In 2011, after a lukewarm attempt at a solo career, London's Ali Love somehow became the male vocalist in house circles: he was versatile enough to feature on top of the spewed electro of Justice's Civilization or the chilled nu-Balearica of Luca C & Brigante's "Different Morals," and he featured, most prominently, on that unescapable half-disco, half-house gem by Hot Natured ("Forward Motion"). If there is one thing you could reproach, however, it's Love's singing, its overall self-restraint, its under-the-top-ness.
Enter Tyson, another Londoner with the same knack for Italo-tinged pop, who works with the same label (Back Yard Recordings), and the same studio collaborator (Martin Dubka, of indie-dance hopefuls Cazals), but with a totally different approach to self-characterization. On the basis of his Die on the Dancefloor long-player, it wouldn't be surprising to see this young newcomer ubiquitously occupy in 2012 the same ground Love did last year. Except Tyson is, at heart, a more theatrical vocalist in the diva house tradition. (Think Robert Owens meets Billie Ray Martin meets Chelonis R. Jones meets Hard Ton.) The campy attitude he displays on the ten tracks on offer might be too much of an acquired taste, but there is also a commanding posture at work here that makes his music definitely stand out.
Aesthetically speaking, Die on the Dancefloor is pretty much in synch with what you'd expect post-disco resurgence dance pop to be like. "Fight," for instance, constitutes a rather enjoyable go at the kind of commercially sound, mainstream recordings Giorgio Moroder perfected during his Flashdance soundtrack phase, although it is hard to tell if the overwrought guitar solo that severs the song in two is tongue-in-cheek or just tootongue-in-cheek for its own good. The same could be said about songs like "Love's on the Line" or "Ran for Love," which both recall Tina Turner's reign in sci-fi classicMad Max.

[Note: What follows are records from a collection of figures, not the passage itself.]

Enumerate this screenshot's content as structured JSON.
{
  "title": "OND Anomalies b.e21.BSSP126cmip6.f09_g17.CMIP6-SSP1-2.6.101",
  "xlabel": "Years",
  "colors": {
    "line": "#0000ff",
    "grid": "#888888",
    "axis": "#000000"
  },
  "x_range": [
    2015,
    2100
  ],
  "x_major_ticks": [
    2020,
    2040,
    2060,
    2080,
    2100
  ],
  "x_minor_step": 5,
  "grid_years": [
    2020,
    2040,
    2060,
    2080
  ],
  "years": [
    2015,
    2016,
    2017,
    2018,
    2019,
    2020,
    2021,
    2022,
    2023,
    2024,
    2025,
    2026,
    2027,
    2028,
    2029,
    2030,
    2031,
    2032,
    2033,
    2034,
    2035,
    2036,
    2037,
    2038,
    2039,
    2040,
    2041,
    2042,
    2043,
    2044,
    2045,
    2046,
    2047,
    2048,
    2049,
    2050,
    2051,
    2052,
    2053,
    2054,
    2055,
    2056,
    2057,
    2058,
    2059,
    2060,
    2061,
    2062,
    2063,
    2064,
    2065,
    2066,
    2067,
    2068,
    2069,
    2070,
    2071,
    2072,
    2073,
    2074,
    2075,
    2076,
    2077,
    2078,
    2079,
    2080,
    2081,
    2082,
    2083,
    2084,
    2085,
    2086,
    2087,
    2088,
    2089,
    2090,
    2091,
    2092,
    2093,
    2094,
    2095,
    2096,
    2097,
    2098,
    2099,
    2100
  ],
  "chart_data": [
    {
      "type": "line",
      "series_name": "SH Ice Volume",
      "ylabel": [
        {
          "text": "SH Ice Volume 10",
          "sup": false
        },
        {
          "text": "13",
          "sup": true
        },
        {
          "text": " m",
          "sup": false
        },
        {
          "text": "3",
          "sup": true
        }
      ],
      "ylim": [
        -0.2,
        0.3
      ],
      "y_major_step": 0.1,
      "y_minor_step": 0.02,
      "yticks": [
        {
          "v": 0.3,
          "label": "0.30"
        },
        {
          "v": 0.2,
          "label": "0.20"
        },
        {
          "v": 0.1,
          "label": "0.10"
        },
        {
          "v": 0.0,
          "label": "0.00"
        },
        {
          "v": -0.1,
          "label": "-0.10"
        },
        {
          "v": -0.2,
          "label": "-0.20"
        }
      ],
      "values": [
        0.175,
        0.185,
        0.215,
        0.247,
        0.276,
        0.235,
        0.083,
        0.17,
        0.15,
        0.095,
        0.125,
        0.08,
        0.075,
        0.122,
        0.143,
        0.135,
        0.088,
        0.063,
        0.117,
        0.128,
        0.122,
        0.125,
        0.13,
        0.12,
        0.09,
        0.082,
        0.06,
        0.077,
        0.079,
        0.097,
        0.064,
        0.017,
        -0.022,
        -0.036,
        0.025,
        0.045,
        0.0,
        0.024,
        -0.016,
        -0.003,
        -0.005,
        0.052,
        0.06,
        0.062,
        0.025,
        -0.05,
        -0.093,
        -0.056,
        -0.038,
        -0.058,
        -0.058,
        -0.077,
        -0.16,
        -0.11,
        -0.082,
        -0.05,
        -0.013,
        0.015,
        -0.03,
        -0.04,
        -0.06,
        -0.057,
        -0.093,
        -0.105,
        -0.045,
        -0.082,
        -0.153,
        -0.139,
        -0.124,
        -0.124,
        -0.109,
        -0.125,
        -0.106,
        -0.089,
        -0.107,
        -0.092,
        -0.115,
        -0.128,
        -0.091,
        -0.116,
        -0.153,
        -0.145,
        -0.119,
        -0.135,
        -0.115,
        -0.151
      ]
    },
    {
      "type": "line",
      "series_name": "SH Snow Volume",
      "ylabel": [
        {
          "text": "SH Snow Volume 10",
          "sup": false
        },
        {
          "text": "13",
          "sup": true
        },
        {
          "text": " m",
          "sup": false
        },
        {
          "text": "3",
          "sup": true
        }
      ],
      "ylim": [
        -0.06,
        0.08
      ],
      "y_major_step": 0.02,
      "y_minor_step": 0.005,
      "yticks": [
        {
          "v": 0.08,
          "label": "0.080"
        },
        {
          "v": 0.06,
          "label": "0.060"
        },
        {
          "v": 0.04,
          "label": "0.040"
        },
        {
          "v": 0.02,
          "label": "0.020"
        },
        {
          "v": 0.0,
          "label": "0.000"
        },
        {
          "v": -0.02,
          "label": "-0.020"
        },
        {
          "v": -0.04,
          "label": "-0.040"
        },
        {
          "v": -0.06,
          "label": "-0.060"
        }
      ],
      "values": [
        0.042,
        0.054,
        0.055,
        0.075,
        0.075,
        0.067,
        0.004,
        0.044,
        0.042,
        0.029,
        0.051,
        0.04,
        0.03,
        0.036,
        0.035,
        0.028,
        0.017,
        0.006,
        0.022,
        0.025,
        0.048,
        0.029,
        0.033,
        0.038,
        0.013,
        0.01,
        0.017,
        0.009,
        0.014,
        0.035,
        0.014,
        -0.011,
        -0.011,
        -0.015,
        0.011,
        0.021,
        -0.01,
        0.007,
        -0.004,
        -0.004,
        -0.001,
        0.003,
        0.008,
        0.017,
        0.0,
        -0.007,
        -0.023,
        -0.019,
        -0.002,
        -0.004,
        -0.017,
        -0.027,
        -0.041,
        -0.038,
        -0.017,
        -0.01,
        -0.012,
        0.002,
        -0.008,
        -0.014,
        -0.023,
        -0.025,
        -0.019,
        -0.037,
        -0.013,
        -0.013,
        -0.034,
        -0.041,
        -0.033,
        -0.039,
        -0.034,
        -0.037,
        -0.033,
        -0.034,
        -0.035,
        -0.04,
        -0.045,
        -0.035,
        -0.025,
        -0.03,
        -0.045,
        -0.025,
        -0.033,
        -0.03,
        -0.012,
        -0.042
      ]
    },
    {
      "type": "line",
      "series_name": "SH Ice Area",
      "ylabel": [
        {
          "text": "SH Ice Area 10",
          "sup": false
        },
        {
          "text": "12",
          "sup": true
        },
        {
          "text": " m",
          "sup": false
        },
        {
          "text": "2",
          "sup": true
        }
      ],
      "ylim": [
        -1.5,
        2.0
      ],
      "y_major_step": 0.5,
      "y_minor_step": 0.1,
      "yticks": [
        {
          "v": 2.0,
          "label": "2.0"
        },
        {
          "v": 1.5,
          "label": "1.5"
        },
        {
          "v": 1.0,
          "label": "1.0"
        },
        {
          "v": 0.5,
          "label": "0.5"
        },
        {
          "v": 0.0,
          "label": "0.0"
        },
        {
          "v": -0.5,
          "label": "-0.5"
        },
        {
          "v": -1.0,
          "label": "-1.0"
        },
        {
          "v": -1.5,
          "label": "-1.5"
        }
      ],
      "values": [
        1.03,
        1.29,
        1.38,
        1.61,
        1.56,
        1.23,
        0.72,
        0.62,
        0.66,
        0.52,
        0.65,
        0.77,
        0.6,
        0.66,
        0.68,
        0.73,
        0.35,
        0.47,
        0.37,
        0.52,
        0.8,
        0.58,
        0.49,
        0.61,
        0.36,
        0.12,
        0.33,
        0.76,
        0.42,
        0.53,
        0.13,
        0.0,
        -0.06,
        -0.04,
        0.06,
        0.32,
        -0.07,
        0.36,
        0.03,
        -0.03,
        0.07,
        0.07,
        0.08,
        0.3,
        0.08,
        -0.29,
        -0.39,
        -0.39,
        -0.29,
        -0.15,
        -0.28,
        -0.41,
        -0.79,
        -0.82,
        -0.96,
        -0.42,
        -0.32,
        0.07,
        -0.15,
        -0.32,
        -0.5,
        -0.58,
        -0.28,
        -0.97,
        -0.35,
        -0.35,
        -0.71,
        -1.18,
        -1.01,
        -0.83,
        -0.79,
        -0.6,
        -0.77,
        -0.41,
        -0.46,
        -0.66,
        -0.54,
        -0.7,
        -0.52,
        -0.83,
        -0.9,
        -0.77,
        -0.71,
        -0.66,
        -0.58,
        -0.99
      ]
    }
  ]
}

Album closer "On the Radio" constitutes the mandatory—and disposable, to be frank—unhurried track: not slow enough to be fully epic, yet not danceable enough either, it mostly serves to draw attention to the fact Tyson has undeniable magnetism on one hand, but that he also relies on the strength of the background compositions at all times. That said, you can't help but hope that Die on the Dancefloor will be Tyson's entry ticket on the house scene next to other novices like EJ, Little Jinder or even Amirali, and his authoritative vocal presence won't make electronic music producers shy away from one of the most interesting characters to emerge from the UK these past months.